Use Cases & Benefits of RPA in Manufacturing in 2024.pptx
Use Cases & Benefits of RPA in Manufacturing in 2024.pptxUse Cases & Benefits of RPA in Manufacturing in 2024.pptx
Use Cases & Benefits of RPA in Manufacturing in 2024.pptx
 

"What does it really mean for your system to be available, or how to define what to measure", Daniil Mazepin

  • 2. Agenda 02 Who is Daniil? Why SLOs? Terminology What to measure?
  • 3. 03 Who is Daniil? Software Engineering Manager / Head of Engineering with over 13 years of experience at companies of varying sizes and stages of maturity, ranging from small start-ups to Facebook. Experience spans multiple domains including fintech, social media, e-commerce, and gambling, utilising both top-down and bottom-up approaches.
  • 4. Terminology Reliability 04 The system or service performs in the expected way, when it’s required to do so.
  • 5. Terminology Service Level Indicator (SLI) 05 A quantifiable measure of service reliability.
  • 6. Terminology Service Level Objective (SLO) 06 A reliability target for an SLI.
  • 7. Terminology Service Level Agreement (SLA) 07 A contract (usually legally binding) between providers and customers of what happens if an SLO is not met.
  • 8. Terminology Error Budget 08 An SLO implies an acceptable level of unreliability. 100 - SLO = Error Budget for the next X days
  • 9. Terminology SLO & Error Budget Windows 09 Fixed Rolling Calendars - per week, per month, per quarter etc. Works well for internal reporting purposes. Crucial for planning reliability work. More closely aligned with the user experience because users’ trust does not magically recover on the first day of each month.
  • 10. Terminology Burn Rates 10 The rate at which the allowed number of errors is consumed. Error Budget for the next X days Burn Rate < 1 Burn Rate > 1
  • 11. Why SLOs? But why would we invest in defining and measuring SLOs? 11 To address the tension between the pace of innovation and service reliability.
  • 12. What to measure? A service level indicator (SLI): A metric of a specific aspect of your service. Duration: The window where SLI is measured. This can be calendar-based or a rolling window. A target: The value (or range of values) that the SLI should meet in the given duration in a healthy service. Choose your SLO 12
  • 13. What to measure? The metric directly relates to user happiness. The metric deterioration correlates with outages. The metric provides a good signal-to- noise ratio. The metric scales monotonically and linearly with customer happiness. Characteristics of a good metric 13
  • 14. What to measure? Request-driven services 14 Availability: The fraction of valid requests served successfully. Latency: The fraction of valid requests served faster than a threshold. Quality (*): The fraction of valid requests served without of degradation of service.

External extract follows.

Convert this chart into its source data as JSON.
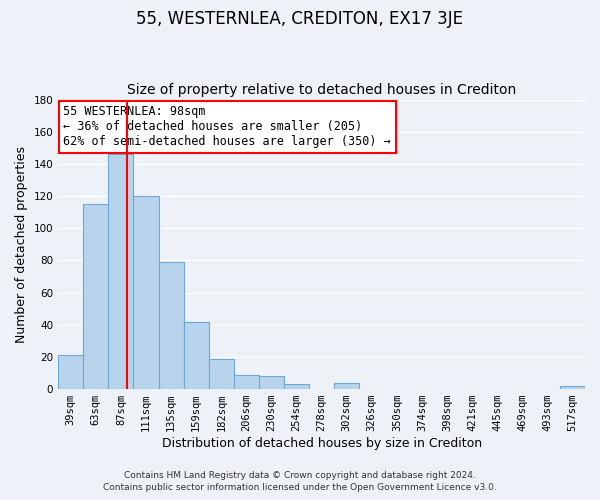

  • 15. What to measure? Availability?.. 15 Uptime?.. Availability still answers whether the system is up, but in more precise way, then measuring the time since the system was last down. Today services might be partially down, which is the factor which uptime doesn’t capture very well.
  • 16. What to measure? Data processing services 16 Coverage: The amount of data that has been processed, expressed as a fraction. For example, 95%. Correctness: The fraction of output data deemed to be correct. For example, 99.99%. Freshness: The freshness of the source data or aggregated output data, expressed as a fraction. Throughput: The fraction of time where data processing rate was faster than a threshold.
  • 17. What to measure? How many 9s do we need? 17
  • 18. What to measure? Why not 100%? 18 “100% is the wrong reliability target for basically everything.” Ben Treynor Sloss, founder of SRE at Google
  • 19. What to measure? Iterate! 19 “Picking the wrong number is better than picking no number.” from SRE.Google
  • 20. What to measure? Iterate! x2 20 Align dependencies. Build complex SLOs where it makes sense.
  • 21. Thank you! 21 Do you have any questions?